Monday, August 16, 2010

Skokie's role in changing the silence of Holocaust survivors

Three weeks ago I picked up a Moment magazine in Manhattan with an article about Skokie, IL. I was especially interested since I was planning to speak at the Messianic Jewish Synagogue in Skokie (http://www.devaremet.org/) in a couple weeks on "Jesus the SuperJew - 100% Kosher." The service at Devar Emet was great: balanced, Jewishly aware, Yeshua focused, and somewhat observant. Being in Skokie and knowing about its significant and rich Jewish history was special. Check out the article here: Howard Reich, "The Life and Times of Skokie" in Moment: Independent Journalism from a Jewish Perspective, May/June 2010

The online version of the article doesn't have the pictures, some of which are a bit surprising especially the Nazi uniformed "Frank Collin in 1977." So I found this blog with his picture/video: http://skokiearchive.blogspot.com/2009/04/frank-collin-neo-nazi-leader-of-nspa.html.

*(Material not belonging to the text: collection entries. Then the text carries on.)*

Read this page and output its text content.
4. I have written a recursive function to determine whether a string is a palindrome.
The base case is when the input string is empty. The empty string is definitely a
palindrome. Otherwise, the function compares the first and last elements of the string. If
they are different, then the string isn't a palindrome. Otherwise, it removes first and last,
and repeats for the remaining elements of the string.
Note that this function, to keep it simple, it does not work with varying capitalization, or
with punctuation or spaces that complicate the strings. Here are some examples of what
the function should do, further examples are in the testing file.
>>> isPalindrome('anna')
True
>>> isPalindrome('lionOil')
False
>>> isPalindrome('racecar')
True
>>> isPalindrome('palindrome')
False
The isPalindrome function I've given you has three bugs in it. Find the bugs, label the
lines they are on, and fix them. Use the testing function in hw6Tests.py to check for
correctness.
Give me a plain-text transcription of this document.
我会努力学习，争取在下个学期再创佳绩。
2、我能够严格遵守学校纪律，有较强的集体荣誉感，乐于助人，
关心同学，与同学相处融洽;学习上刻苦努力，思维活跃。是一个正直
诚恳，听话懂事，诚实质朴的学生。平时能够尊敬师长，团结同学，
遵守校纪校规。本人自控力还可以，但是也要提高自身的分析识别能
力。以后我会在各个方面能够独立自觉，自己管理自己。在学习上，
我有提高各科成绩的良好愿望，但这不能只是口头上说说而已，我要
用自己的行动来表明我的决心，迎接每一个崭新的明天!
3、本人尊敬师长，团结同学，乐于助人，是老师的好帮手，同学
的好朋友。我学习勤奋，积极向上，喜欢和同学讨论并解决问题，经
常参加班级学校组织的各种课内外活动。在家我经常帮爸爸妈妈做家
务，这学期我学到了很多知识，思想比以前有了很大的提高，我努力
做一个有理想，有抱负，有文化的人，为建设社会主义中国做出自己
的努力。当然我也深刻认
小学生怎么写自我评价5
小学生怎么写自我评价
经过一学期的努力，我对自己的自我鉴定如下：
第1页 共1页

This article sheds light on a small but important piece of historical noteworthiness on the limits of freedom of speech, an impetus of the change from silence about the Holocaust to public discussion and the creation of a museum. Here's a nice portion, "For all the agonies that this strange, angry man [Frank Collin] inflicted on the survivors, his actions, in fact, transformed them. By organizing to defeat him, they stepped fully into public view for the first time. They spent the next several decades championing human rights and tolerance in Skokie. In 1982 they opened a small storefront Holocaust museum a few blocks from my parents’ home in a former dental office, next door to a tavern. A few years later, in 1987, they erected a Holocaust memorial—a Jewish freedom fighter guarding a family that includes a grandfather, a mother and child—on a sliver of land between Skokie Village Hall and the Skokie Public Library. And through lobbying, they succeeded in making Illinois, in 1990, the first state in the nation to require Holocaust education."